Avec Nébulosité croissante en fin de journée, Jacques Côté signe un polar drôlement bien fichu. Et s’il ne renouvelle pas la forme (peut-on de toute façon la renouveler à l’infini?), il nous démontre qu’il a très bien fait ses devoirs.

Norbert Spenher en a fait la preuve dans son imposant Roman policier en Amérique française (Éd. Alire, 2000): le Québec et l’Amérique du Nord francophone comptent beaucoup plus d’auteurs de polars qu’on ne le soupçonnait. Malheureusement, ce que l’essai de Spenher mettait aussi en évidence, c’est la piètre qualité des romans policiers écrits en français de ce côté-ci de l’Atlantique depuis quelque 160 ans. "Les choses changent, prophétisait Spenher, depuis le début des années 90." Et la parution du premier polar de Jacques Côté semble bien vouloir lui donner raison.

Nouveau venu dans le genre, Côté n’en était pourtant pas à ses premières armes. Il est l’auteur d’un premier roman remarqué, Les Montagnes russes (Vlb, 1988, une histoire d’amour dans la veine du Coyote de Michel Michaud, qui se passait à Québec en 1984, vous vous souvenez, ce fameux été de la débâcle des Grands Voiliers?). On lui doit aussi un roman en vers, Les Tours de Londres (Éd. Vlb, 1991), et Les Amitiés inachevées (Éd. Québec/Amérique, 1994), l’histoire d’une jeunesse "cassée" qui s’agrippe désespérément à ses rêves. Avec Nébulosité croissante en fin de journée, il signe un polar drôlement bien fichu. Et s’il ne renouvelle pas la forme (peut-on de toute façon la renouveler à l’infini?), il nous démontre qu’il a très bien fait ses devoirs. Son histoire est construite sur des poutres, l’intrigue est à l’avant-plan, solide, enlevante, les scènes d’action sont réglées au quart de tour.

À sa sortie de prison, H, un jeune homme passionné de courses de démolition, trouve dans une station-service de Sainte-Foy le boulot qui aidera à sa réinsertion dans la société.

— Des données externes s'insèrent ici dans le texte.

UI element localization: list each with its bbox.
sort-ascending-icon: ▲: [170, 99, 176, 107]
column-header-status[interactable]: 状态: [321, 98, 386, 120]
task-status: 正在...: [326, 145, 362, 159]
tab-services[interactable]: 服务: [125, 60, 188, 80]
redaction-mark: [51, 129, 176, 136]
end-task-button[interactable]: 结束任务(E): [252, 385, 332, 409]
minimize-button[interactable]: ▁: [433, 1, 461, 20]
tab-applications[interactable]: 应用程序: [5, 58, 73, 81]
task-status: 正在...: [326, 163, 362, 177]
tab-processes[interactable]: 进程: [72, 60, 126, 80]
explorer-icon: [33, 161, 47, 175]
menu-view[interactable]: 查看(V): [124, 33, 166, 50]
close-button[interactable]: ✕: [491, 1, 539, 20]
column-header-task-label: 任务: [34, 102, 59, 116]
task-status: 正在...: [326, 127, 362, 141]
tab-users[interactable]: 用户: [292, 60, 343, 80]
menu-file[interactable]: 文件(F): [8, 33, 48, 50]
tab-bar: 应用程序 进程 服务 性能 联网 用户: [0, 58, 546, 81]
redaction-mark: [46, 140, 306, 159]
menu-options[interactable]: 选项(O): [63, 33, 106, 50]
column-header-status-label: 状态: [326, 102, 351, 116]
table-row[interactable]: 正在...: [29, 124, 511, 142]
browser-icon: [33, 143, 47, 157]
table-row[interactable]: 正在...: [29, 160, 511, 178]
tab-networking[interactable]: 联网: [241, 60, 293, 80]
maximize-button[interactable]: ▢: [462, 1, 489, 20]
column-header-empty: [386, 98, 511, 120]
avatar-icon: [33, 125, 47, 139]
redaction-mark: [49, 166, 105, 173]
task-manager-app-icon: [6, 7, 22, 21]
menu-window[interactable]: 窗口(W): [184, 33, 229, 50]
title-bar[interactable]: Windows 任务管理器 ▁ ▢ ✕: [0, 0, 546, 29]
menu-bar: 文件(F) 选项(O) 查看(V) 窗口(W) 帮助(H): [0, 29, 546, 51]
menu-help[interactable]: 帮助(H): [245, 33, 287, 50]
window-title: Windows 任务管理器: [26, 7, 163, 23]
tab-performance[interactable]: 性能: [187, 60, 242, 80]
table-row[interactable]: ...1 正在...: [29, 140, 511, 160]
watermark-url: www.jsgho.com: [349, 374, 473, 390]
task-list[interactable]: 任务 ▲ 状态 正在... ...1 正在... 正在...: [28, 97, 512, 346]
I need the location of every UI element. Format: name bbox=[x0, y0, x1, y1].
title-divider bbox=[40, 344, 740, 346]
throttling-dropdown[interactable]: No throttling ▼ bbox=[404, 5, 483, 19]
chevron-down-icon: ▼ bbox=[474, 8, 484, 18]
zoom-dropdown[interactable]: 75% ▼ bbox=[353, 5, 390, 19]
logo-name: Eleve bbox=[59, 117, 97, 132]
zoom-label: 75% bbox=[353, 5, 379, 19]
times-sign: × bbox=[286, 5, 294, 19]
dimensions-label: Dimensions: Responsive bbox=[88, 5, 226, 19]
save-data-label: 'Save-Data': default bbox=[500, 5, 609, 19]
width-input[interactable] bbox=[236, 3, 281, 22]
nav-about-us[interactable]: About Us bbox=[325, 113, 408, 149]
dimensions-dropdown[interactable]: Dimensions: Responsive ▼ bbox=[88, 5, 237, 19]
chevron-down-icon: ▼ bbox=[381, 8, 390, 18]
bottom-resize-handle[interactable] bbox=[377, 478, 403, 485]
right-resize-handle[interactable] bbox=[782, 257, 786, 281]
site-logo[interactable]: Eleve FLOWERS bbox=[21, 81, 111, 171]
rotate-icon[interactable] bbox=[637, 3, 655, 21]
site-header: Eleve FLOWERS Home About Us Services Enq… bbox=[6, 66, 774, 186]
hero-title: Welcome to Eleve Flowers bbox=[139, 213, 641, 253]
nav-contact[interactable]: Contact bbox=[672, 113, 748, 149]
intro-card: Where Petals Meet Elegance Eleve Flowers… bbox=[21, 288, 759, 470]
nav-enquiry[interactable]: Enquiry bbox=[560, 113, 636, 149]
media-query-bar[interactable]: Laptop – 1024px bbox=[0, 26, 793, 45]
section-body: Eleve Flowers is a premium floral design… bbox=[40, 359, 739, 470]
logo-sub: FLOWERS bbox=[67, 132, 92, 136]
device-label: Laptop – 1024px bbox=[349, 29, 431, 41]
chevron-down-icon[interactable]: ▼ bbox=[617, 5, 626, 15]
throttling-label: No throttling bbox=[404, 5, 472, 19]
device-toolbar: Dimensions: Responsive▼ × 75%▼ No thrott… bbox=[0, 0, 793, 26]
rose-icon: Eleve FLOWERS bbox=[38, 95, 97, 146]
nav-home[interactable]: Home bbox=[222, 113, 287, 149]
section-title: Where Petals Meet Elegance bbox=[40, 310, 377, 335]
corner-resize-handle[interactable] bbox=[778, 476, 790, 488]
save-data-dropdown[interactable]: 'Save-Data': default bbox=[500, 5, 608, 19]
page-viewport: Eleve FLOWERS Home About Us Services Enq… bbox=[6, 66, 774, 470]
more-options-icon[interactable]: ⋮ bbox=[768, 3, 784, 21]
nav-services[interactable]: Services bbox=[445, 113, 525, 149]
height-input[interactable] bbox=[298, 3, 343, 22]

Ce taciturne au passé délinquant, bouillant de l’intérieur, fasciné par les voitures accidentées, rêve de participer aux courses de démolition de l’autodrome de Val-Saint-Michel. Alors qu’il a un jour l’insigne honneur de servir son idole, Kid Samson, venu faire le plein de sa Corvette Stingray vert métallique 1959, il ne peut contenir sa nervosité, et fait une erreur qui déclenche la colère et les railleries de Samson. Un événement insignifiant, mais à ce point humiliant pour H qu’il en perd les pédales. Il aura sa vengeance. Et sa vengeance se déversera à l’aveuglette sur les automobilistes qui auront eu le malheur de croiser sa route. À la Sûreté du Québec, on confie l’enquête à Daniel Duval. Veuf, père d’une grande fille qui l’adore, marathonien dans ses temps libres, Daniel Duval ne ressemble pas à l’image que l’on se fait d’un enquêteur à la Sûreté du Québec: il doute constamment de lui. Ce qui le rend, on le devine, éminemment sympathique. Avec son acolyte, un homme bourru, étroit d’esprit mais attachant, il va entreprendre une enquête à hauts risques. L’originalité de Nébulosité croissante en fin de journée vient avant tout du décor dans lequel Côté a campé son intrigue. Il a mis la banlieue de Sainte-Foy, aujourd’hui patrie de la mairesse Boucher, sur la carte du polar. Et croyez-moi sur parole – j’y ai passé ma jeunesse à l’époque même qu’il décrit-, il fallait le faire. Rien n’est moins inspirant que ce paysage de petits et de grands boulevards bordés de "blocs-appartements" aussi laids que déprimants, de commerces anémiques et de restaurants bon marché. Côté a pourtant vu que ces lieux pouvaient servir de terreau à la folie meurtrière, et l’on y croit absolument. Il a aussi pris un soin méticuleux à retracer les noms des commerces de l’époque qu’il dépeint (1976), les chansons alors au hit-parade, les événements sportifs, politiques, voire météorologiques qui faisaient la une des journaux. Autant de détails qui, loin de l’alourdir, donnent de la crédibilité à son histoire, et du relief à sa toile de fond. Bref, c’est un vrai plaisir que de se plonger dans cette histoire. Et la suite, que la conclusion (réussie, et pas banale) laisse entrevoir, on l’attend avec impatience.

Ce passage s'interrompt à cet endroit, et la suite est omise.